OLOCAUSTO IERI OGGI
In occasione della Giornata della memoria, nella collana Documenti e Reportage delle Edizioni il Raggio Verde ( https://www.facebook.com/ilraggioverdeinebook/ ) esce il nuovo ebook
Auschwitz ieri oggi/remoto presente. Foto di Ines Facchin e Roberto Scialanga .
Interventi di Giovanni Bruno, Ada Donno e Maurizio Nocera.
L'ebook è acquistabile sulla piattaforma: www.bookrepublic.it
https://www.bookrepublic.it/book/9788899679156-auschwitz/?tl=1
di Ada Donno
Esistono profonde ragioni ideali ed etiche che hanno motivato e tuttora motivano la trasmissione di memoria delle vicende racchiuse nella parola Olocausto, e presiedono alla ri-narrazione rituale di esse, ad una data annualmente condivisa perché significativa e simbolica. Serbare la memoria, ce lo ripetiamo, aiuta a comprendere la storia e i suoi percorsi difficili. Compiere il viaggio a Oswiecim, almeno una volta nella vita, per visitare il museo di Auschwitz-Birkenau, ci aiuta a dire che ci assumiamo la nostra quota di responsabilità degli orrori e le atrocità, come un fardello di dolore che ci è stato lasciato in eredità e che vogliamo custodire ancora nel nuovo secolo, anche se al tempo dei campi nazisti non eravamo neppure nati. In quanto donne e uomini di questo paese, di questo continente, di questo pianeta. E’ un antidoto contro la dimenticanza, perché è rimasto com’era negli ultimi giorni della “soluzione finale della questione ebraica”, perché i suoi costruttori non fecero in tempo a seppellirlo, come avevano fatto con gli altri centri d’internamento e sterminio disseminati in Europa.

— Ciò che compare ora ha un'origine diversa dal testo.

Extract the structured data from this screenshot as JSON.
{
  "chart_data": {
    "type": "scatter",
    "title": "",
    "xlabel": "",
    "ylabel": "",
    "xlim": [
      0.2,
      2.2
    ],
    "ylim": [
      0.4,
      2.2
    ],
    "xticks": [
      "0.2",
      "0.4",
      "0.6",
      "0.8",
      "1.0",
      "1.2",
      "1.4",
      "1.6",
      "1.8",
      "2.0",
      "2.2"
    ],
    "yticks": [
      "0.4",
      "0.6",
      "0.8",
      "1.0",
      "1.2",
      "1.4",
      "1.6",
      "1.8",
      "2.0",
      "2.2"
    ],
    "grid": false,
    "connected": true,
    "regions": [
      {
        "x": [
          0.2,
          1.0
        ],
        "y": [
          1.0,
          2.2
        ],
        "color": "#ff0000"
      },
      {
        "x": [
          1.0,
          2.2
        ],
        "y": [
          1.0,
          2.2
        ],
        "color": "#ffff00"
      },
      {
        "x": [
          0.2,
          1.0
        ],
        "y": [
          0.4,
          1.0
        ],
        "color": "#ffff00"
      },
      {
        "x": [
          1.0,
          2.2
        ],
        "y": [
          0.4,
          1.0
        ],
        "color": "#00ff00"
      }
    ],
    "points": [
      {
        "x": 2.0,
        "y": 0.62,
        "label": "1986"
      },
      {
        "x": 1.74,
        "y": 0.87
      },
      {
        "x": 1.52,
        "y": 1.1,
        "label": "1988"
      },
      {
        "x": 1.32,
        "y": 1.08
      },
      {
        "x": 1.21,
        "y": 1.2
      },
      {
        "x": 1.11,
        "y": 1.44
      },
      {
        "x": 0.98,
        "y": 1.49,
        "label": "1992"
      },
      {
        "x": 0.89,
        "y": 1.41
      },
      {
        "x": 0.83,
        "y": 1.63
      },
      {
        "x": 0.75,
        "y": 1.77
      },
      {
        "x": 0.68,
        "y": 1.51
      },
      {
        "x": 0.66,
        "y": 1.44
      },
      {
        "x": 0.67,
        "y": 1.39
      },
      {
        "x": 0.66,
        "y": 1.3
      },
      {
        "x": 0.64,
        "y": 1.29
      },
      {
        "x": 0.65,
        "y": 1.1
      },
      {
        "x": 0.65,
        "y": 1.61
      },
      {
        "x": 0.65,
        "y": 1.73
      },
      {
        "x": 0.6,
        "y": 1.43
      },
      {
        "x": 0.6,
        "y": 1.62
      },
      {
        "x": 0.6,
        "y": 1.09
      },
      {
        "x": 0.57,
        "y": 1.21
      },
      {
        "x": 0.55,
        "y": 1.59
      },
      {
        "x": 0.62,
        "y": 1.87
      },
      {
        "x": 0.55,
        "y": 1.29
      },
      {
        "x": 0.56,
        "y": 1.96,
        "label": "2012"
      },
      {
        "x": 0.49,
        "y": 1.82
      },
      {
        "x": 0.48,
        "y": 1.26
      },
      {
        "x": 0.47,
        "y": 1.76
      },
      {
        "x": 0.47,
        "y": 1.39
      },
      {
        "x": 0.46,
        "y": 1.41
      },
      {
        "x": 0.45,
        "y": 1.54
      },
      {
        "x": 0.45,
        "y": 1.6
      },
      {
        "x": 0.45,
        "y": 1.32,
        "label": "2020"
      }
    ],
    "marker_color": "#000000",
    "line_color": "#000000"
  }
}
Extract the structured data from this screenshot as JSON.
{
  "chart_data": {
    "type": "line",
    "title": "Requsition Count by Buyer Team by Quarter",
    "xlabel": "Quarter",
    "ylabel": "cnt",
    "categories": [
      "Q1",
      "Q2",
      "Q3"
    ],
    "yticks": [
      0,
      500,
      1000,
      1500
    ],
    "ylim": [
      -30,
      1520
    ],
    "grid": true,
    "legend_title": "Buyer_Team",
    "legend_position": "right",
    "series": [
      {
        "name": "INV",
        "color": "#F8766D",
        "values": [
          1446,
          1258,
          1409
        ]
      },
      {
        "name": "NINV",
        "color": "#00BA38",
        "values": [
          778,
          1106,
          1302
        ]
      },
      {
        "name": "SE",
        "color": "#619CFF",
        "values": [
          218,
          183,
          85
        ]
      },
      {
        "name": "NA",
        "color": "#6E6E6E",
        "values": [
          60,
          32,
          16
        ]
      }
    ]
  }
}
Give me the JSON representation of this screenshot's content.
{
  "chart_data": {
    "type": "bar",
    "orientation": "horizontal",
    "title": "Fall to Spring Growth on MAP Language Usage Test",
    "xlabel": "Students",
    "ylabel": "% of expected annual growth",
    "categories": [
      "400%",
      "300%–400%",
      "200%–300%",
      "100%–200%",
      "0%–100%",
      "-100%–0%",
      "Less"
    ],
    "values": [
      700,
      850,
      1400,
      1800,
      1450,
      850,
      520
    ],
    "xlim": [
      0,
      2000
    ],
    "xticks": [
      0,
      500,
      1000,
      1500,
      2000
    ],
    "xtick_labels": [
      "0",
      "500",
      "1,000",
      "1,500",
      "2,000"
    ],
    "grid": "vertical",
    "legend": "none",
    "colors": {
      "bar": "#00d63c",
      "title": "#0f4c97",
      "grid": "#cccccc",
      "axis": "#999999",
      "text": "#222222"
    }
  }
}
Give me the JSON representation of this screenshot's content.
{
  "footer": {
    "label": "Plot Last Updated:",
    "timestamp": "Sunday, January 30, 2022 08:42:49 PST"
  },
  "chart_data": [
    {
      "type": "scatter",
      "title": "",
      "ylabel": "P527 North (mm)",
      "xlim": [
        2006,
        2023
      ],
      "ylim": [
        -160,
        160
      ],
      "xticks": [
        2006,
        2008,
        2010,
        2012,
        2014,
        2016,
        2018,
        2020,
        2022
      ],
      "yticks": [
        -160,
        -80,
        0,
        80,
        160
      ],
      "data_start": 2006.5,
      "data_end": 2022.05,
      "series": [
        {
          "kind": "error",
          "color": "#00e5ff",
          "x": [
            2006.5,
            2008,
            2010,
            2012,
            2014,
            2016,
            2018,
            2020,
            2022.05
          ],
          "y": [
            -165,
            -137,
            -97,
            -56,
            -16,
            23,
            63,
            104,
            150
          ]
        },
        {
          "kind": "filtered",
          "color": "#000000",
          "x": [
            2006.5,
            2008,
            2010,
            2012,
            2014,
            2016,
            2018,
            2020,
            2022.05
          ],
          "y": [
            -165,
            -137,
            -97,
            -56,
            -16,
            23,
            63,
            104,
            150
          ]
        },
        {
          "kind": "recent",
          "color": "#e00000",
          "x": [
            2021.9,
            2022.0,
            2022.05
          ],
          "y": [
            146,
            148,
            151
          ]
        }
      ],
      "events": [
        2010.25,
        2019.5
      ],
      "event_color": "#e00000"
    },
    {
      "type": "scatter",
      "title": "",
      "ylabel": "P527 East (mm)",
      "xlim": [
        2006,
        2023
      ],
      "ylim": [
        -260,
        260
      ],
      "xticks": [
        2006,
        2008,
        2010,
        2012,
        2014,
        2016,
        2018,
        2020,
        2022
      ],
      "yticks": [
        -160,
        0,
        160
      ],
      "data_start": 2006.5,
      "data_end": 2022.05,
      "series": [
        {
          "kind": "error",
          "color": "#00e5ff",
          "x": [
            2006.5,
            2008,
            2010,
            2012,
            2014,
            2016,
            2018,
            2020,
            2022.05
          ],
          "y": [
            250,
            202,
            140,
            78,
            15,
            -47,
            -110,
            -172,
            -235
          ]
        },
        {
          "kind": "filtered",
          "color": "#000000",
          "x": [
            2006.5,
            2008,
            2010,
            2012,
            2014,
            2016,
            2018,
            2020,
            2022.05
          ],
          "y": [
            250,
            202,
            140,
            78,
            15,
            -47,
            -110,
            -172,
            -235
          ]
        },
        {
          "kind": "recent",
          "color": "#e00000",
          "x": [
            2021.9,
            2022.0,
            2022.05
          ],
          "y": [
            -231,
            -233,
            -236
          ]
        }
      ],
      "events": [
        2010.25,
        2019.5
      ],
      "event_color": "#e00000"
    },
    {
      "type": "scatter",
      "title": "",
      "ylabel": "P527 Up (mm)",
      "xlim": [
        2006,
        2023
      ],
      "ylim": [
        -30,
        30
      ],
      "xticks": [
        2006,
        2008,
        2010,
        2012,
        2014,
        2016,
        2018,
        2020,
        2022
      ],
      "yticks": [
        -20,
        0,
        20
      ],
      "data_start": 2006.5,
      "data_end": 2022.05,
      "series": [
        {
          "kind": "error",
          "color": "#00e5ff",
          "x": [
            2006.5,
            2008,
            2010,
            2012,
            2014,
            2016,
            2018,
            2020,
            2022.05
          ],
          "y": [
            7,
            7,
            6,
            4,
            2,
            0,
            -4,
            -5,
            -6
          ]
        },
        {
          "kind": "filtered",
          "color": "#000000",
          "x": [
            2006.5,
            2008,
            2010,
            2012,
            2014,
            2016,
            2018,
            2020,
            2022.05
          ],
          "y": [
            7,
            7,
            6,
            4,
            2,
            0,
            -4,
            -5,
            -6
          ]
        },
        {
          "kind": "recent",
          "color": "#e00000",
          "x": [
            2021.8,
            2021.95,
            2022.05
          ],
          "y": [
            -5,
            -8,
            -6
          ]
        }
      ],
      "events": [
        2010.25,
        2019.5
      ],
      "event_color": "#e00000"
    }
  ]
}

Nella lettura della letteratura (vasta) sull’Olocausto, due domande mi ritornano
sempre con inquietudine.
La prima riguarda la complessità e l’efficienza “scientifica”, l’impiego di
tale quantità di tecnici e di specialisti nel sistema di annientamento delle persone
“indesiderate” che la paranoica dottrina nazista aveva stabilito di eliminare: gli
ebrei, i comunisti e tutti gli altri oppositori politici, gruppi etnici come i rom
e i sinti, gruppi religiosi come testimoni di
Geova e pentecostali, gli omosessuali, i disabili mentali e i portatori
di handicap.
Molti storici dell’Olocausto, cito Raul Hilberg per tutti, hanno descritto
nei dettagli le dimensioni, le caratteristiche organizzative e tecniche
dispiegate dalla gigantesca macchina di sterminio nazista. La meticolosa pianificazione e attuazione del processo di distruzione, le strutture economico-amministrative e burocrazie
ministeriali appositamente incaricate, la Wehrmacht e le SS, l'apparato
del Partito nazista.
E’ stato ricostruito l’intero processo dell’annientamento nelle sue diverse
fasi. Dapprima l’introduzione della lunga serie di disposizioni e decreti che delinearono
la cosiddetta "soluzione economica del problema ebraico" (gli ebrei
sottoposti a crescenti pressioni per rinunciare alle loro attività economiche e
ad andarsene). Poi la messa a punto
dall'"Ufficio per l'emigrazione ebraica" diretto da Adolf
Eichmann – la banalità del male – dei progetti cosiddetti di “trasferimento degli
ebrei al di fuori dello spazio economico europeo”, attraverso il confinamento nei ghetti e
successivamente nei campi di concentramento per il lavoro schiavistico e
per lo sterminio sistematico.
E’ stato analizzato anche il linguaggio adoperato dall'organizzazione
nazista in riferimento all’annientamento: burocratico, allusivo, circonvoluto, eufemistico,
per dire le cose senza dirle. Passò del tempo prima che si capisse che “trasferire
all’est” significava “destinare allo
sterminio”. Per indicare la deportazione si usavano espressioni come Auswanderung (emigrazione), Wohnsitzverlegung (trasferimento
di residenza) e Aussiedlung (reinsediamento).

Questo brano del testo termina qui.